The church, which had excommunicated Woods as a suppressive person, distributed leaflets in 1993 calling her a "hate campaigner." Woods sued for libel. The church countersued and then in 1995 and 1996 brought two more libel actions against her. A scientology spokesman described Woods as "a spreader of disinformation who has caused untold upset among families," as reported in a 1997 Sunday Times article.

Woods said she tells her two daughters to be cautious. "We do get some peculiar mail," she said. "We've had a demonstration outside our house. We've been put under surveillance. When you live at that level of harassment, I think you adjust your lifestyle to that."

The Woods, who both volunteer full-time in their local East Grinstead ministry, have found it difficult to handle the litigation expenses. The Liberty panel, a civil rights organisation based in London, helped them find a city law firm to take the cases pro bono, Woods said.

The Woods are still waiting for the High Court to decide on all cases.

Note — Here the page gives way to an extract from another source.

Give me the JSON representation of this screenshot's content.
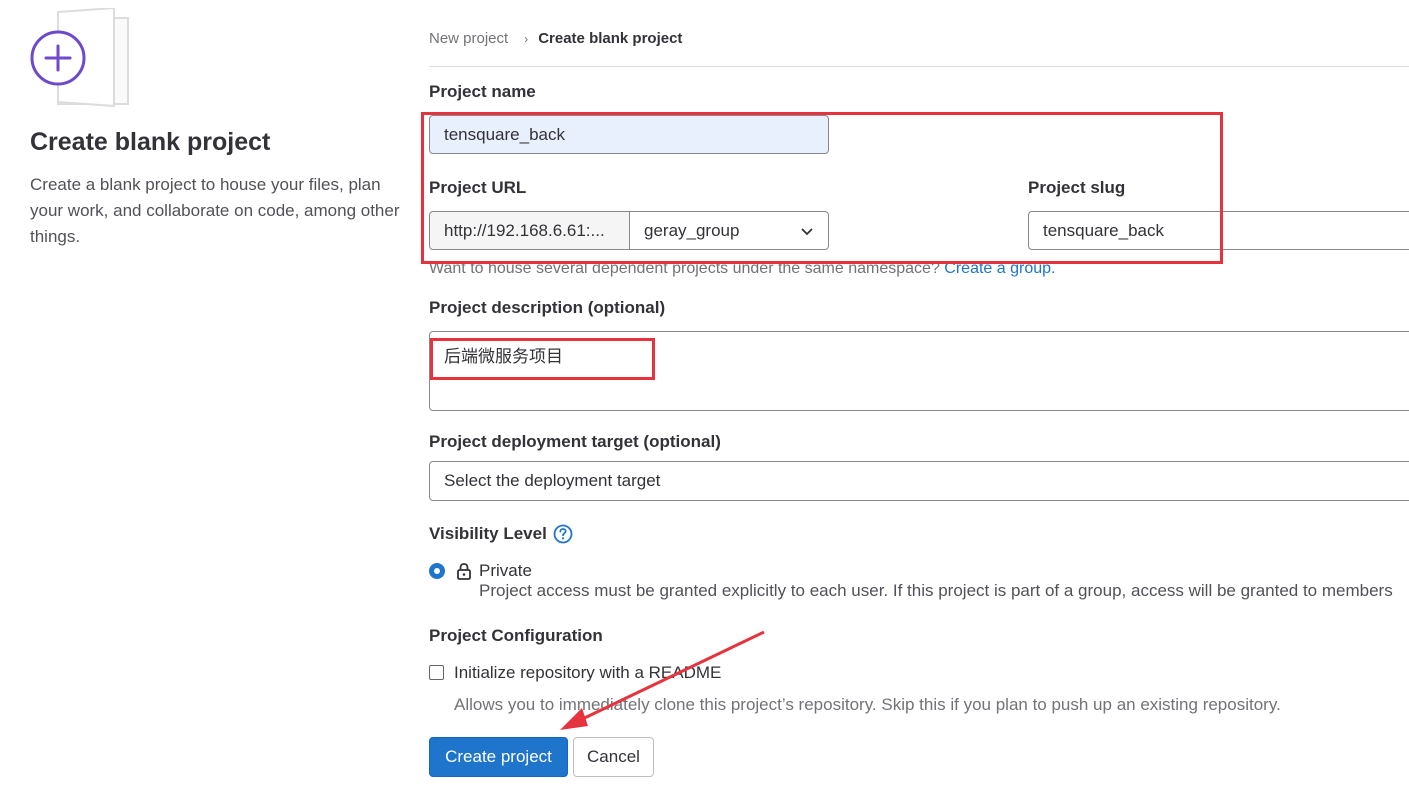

Woods said the public perceives people who join cults or religions as emotionally-damaged or victims, but a study has pointed to individuals 18-30 years of age who are idealistic and frustrated. Woods, who resembled this profile, quickly took to heart the goals of the organisation.

Scientology entices members with a free personality test called the Oxford Capacity Analysis, Woods said, which supposedly can reveal people's weaknesses. It then promises to rectify those faults. The church takes people through a series of communication drills to diminish people's critical thinking abilities, she said. The church declares anyone who opposes scientology anti-social and suppressive, Woods said.

[Picture with caption: LIVING IN FEAR: The Woods have angered their former church by offering to help others who leave.]